Assange is seeking to avoid being sent to Sweden over claims of rape and sexual molestation. He has been arrested in absentia, Swedish prosecutors have said.

He was arrested in Britain in 2010 because Swedish authorities wanted to question him about the allegations, which he denies. His bail conditions included staying every night at the home of a supporter outside of London.

Two women have accused Assange of sexually assaulting them in August 2010, when he was visiting Sweden in connection with a WikiLeaks release of internal U.S. military documents. He was arrested in Britain that December and has been fighting extradition ever since, saying the allegations are retribution for his organization's disclosure of American secrets.

Susan Benn, of the Julian Assange defense fund, said on June 29 that Assange would not honor a notice served to him by British police a day earlier requiring him to turn himself in to authorities.

Benn said the United States had empaneled a grand jury in its goal to press charges against Assange. Turning himself in would have started a process that would end with Assange being extradited to the United States, she said.

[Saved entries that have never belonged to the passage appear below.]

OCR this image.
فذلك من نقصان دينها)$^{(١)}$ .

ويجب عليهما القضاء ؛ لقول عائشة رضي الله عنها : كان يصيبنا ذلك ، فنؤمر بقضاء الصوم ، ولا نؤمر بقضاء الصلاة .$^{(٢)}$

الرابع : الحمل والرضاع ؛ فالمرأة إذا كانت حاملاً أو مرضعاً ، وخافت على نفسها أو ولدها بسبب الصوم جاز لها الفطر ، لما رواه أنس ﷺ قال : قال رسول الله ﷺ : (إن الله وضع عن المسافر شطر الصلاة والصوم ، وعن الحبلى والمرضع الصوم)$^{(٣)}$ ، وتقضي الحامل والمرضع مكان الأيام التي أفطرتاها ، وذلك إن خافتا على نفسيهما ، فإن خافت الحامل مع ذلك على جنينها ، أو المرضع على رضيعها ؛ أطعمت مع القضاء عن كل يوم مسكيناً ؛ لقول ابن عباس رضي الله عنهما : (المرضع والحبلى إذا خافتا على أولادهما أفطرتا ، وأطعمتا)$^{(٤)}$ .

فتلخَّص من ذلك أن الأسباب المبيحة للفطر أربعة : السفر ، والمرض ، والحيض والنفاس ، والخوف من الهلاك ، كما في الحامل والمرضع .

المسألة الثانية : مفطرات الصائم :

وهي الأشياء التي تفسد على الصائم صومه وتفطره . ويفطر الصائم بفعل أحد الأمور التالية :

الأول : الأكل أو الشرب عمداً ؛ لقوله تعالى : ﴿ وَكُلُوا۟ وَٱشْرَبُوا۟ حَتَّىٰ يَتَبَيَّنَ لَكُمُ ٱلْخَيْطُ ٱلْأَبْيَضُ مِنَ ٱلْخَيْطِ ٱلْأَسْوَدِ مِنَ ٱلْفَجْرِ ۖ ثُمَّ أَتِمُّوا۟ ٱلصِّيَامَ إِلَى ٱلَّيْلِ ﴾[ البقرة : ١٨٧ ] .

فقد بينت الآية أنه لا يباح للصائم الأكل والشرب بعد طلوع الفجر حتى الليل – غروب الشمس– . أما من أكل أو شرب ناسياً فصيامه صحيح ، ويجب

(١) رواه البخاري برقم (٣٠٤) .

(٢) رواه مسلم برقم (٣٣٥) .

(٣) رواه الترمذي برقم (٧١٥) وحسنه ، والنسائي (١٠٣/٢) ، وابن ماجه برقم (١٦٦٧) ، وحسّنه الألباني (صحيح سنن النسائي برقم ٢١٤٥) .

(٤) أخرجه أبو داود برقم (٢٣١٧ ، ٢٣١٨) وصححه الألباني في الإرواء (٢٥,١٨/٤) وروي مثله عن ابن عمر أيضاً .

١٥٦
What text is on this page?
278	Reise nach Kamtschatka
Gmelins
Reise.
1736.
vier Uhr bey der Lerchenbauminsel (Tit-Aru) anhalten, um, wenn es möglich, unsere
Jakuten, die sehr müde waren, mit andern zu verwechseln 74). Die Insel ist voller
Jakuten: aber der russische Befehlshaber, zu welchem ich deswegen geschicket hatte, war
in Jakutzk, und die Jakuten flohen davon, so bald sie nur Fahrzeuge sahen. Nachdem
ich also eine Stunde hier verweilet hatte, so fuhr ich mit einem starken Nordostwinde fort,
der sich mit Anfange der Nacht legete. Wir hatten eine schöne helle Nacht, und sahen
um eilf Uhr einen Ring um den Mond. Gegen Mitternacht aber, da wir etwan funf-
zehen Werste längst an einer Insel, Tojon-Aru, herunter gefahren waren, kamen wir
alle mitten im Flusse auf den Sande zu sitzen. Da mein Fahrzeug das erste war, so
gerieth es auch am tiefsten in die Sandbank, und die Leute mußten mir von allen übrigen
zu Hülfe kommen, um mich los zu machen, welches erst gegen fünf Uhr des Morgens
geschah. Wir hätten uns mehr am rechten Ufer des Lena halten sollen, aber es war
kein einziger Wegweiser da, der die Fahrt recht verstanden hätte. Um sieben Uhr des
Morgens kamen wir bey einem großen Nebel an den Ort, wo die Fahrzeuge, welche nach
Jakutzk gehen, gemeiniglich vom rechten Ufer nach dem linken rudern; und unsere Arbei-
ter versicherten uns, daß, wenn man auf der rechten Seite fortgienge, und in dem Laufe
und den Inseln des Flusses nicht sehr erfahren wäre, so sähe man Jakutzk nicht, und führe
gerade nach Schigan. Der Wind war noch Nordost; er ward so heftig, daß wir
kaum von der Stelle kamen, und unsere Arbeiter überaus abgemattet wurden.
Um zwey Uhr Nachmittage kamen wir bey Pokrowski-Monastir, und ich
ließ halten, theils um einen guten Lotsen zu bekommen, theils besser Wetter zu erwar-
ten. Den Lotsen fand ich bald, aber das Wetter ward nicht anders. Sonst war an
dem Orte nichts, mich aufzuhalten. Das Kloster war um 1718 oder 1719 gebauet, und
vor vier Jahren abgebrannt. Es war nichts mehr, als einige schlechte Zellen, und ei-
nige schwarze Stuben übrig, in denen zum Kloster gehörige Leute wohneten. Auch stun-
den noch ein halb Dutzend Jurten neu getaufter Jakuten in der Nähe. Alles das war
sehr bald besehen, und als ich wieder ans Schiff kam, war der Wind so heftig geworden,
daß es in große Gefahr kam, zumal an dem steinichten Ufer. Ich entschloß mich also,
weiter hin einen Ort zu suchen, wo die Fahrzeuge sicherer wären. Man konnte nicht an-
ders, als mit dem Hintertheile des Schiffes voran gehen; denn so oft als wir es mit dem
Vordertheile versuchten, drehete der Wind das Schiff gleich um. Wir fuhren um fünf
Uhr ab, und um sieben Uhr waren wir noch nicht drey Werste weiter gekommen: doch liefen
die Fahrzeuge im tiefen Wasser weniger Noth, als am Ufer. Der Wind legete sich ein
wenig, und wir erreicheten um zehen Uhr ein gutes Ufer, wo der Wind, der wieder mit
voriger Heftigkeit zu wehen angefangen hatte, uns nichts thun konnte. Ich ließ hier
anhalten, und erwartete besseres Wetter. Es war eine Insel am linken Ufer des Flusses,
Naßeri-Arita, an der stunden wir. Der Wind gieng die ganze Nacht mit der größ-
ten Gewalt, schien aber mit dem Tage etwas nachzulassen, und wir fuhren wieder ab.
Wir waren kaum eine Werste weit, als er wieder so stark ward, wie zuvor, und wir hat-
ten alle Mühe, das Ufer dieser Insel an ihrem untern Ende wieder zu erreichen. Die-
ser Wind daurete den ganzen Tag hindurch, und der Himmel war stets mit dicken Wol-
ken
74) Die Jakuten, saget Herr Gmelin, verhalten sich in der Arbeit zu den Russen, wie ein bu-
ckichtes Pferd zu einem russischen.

WikiLeaks, which facilitates the anonymous leaking of secret information, has published about 250,000 confidential U.S. diplomatic cables, causing embarrassment to the government and others. It also has published hundreds of thousands of classified U.S. documents relating to the conflicts in Iraq and Afghanistan.

Assange sought refuge at the embassy five days after the Supreme Court of the United Kingdom dismissed a bid to reopen his appeal of the decision to send him to Sweden -- his last option in British courts.

It is unclear when Ecuador will make a decision on Assange's asylum request.